Ladies and Gentlemen:
Pursuant to the terms of an Investment Agreement dated as of March 22,
2001 (the "Agreement") among xxxxxxxx.xxx, inc., a Nevada corporation (the
"Company") and Cornell Capital Partners, L.P., a New York limited partnership,
the undersigned will receive 250,000 shares of Common Stock, $.00042 par value
per share, of the Company (the "Shares").

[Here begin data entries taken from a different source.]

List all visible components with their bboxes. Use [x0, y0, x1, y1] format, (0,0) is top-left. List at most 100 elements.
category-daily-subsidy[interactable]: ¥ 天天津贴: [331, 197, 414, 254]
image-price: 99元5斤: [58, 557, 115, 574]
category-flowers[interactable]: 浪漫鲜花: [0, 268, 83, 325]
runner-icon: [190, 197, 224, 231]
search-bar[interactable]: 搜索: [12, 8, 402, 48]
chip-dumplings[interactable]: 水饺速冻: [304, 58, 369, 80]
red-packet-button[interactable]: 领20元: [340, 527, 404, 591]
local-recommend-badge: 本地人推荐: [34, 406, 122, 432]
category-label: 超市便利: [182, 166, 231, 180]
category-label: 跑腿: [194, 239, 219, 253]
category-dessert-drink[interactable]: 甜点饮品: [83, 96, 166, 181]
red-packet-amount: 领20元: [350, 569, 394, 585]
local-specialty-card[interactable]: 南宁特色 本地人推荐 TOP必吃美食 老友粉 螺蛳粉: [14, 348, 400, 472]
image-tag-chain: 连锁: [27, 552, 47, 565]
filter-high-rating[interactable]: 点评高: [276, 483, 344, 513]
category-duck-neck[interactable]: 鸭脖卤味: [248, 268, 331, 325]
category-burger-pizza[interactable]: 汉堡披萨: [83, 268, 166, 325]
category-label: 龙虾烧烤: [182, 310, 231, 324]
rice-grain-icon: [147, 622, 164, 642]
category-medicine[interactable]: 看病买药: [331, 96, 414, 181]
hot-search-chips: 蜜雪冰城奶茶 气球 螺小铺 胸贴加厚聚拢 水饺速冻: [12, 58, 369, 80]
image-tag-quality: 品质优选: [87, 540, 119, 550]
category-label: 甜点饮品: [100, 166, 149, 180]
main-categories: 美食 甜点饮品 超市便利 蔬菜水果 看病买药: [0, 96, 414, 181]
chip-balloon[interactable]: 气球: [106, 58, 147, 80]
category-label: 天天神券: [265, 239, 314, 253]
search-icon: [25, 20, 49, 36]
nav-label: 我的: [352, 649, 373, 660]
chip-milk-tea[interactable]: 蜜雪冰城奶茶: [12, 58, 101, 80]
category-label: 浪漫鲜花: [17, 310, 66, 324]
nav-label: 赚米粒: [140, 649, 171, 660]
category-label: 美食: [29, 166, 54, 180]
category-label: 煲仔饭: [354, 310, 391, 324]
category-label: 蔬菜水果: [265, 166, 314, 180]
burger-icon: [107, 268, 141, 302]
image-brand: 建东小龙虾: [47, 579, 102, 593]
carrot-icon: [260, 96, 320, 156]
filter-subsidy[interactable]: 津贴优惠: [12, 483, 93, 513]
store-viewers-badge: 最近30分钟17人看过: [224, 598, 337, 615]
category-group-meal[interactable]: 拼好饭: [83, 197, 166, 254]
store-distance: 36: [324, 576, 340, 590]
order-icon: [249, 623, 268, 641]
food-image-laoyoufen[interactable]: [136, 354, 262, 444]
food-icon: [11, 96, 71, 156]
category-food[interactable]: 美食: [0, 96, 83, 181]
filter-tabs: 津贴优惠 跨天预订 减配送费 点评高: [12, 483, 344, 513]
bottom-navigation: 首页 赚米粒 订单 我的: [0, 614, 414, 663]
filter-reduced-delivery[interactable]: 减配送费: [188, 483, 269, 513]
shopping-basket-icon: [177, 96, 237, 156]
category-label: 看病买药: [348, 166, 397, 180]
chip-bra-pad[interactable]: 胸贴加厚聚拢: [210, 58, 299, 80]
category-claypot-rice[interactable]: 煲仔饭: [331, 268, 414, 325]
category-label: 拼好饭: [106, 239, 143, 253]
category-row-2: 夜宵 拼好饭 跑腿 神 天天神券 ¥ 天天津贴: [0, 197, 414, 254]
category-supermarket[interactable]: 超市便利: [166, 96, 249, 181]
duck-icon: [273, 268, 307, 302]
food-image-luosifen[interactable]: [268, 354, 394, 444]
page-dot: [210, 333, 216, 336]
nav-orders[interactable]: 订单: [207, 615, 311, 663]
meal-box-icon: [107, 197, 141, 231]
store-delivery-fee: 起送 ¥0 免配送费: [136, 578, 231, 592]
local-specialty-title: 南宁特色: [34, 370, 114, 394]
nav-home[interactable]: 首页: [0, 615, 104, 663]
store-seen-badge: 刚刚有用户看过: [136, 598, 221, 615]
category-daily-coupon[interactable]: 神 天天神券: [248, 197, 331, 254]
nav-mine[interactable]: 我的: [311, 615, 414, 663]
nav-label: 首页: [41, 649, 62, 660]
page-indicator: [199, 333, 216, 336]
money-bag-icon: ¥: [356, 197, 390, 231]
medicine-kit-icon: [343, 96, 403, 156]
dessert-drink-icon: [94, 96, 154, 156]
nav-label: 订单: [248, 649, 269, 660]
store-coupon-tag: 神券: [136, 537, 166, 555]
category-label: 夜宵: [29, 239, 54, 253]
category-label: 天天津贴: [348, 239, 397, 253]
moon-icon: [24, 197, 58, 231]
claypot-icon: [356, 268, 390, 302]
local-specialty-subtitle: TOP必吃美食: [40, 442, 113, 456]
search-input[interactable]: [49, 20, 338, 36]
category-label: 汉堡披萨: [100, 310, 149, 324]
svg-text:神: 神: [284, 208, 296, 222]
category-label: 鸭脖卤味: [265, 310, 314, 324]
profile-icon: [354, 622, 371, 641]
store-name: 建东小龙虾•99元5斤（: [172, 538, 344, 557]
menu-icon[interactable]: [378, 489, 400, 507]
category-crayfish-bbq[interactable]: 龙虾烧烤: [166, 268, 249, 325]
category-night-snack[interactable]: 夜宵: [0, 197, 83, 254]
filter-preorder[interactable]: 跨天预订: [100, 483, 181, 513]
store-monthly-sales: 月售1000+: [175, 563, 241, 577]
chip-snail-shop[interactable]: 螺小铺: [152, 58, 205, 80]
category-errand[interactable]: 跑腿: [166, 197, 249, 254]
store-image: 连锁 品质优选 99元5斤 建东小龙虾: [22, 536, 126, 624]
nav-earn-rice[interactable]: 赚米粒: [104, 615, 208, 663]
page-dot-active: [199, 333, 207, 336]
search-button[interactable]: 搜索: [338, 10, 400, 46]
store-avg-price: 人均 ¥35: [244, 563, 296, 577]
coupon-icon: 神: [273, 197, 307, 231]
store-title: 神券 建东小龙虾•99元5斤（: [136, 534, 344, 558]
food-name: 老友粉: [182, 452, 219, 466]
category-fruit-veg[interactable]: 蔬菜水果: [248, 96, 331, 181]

In order to induce the Company to enter into the Agreement, the
undersigned hereby agrees as follows:
1. Except as expressly set forth in this paragraph 1 and in paragraph 2
below, each Share may not be sold, transferred, hypothecated, pledged, be the
subject of an equity swap, option or warrant, put, put equivalent position or
similar agreement or otherwise be transferred or disposed of (collectively, a
"Disposition") without the prior written consent of the Company, prior to the
six-month anniversary of the Effective Date (as defined in the Agreement) (the
"Restricted Period"). The foregoing restriction is expressly agreed to preclude
the undersigned from engaging in any hedging or other transaction which is
designed or reasonably expected to lead to or result in a Disposition of the
Shares, even if such Shares would be disposed of by someone other than the
undersigned. Such prohibited hedging or other transactions would include,
without limitation, any short sale or any purchase, sale or grant of any right
(including, without limitation, any put or call option) with respect to any
security that includes, relates to or derives any significant part of its value
from such Shares. Notwithstanding the foregoing, the undersigned is allowed to
cause a Disposition in a public sale of up to 10,000 Shares each week during the
Restricted Period.
2. Notwithstanding anything to the contrary contained herein, the
undersigned may cause a Disposition of any number of the Shares in one or more
private transactions; provided however, that in the event that the undersigned
desires to effect such a private transaction (or transactions), (i) the
undersigned shall provide at least three (3) days prior written notice to the
Company, (ii) the transferee of the undersigned shall be required to become
bound by the terms of this Resale Restriction Agreement through the remainder of
the Restricted Period by executing a copy of this Resale Restriction Agreement
contemporaneously with such private transaction and (iii) the undersigned and
all of its transferees who obtain Shares in such private transactions (and any
of their subsequent transferees who acquire any Shares during the Restricted
Period
pursuant to a private transaction) shall not be permitted to effect public sales
of more than an aggregate of 10,000 Shares per week during the remainder of the
Restricted Period.
3. The undersigned acknowledges that the Company may impose stock
transfer restrictions on the Shares with the Company's stock transfer agent
and/or place stock legends on the certificates representing the Shares to
enforce the provisions of this Agreement.
Very truly yours,
Yorkeville Advisors Management, L.L.C.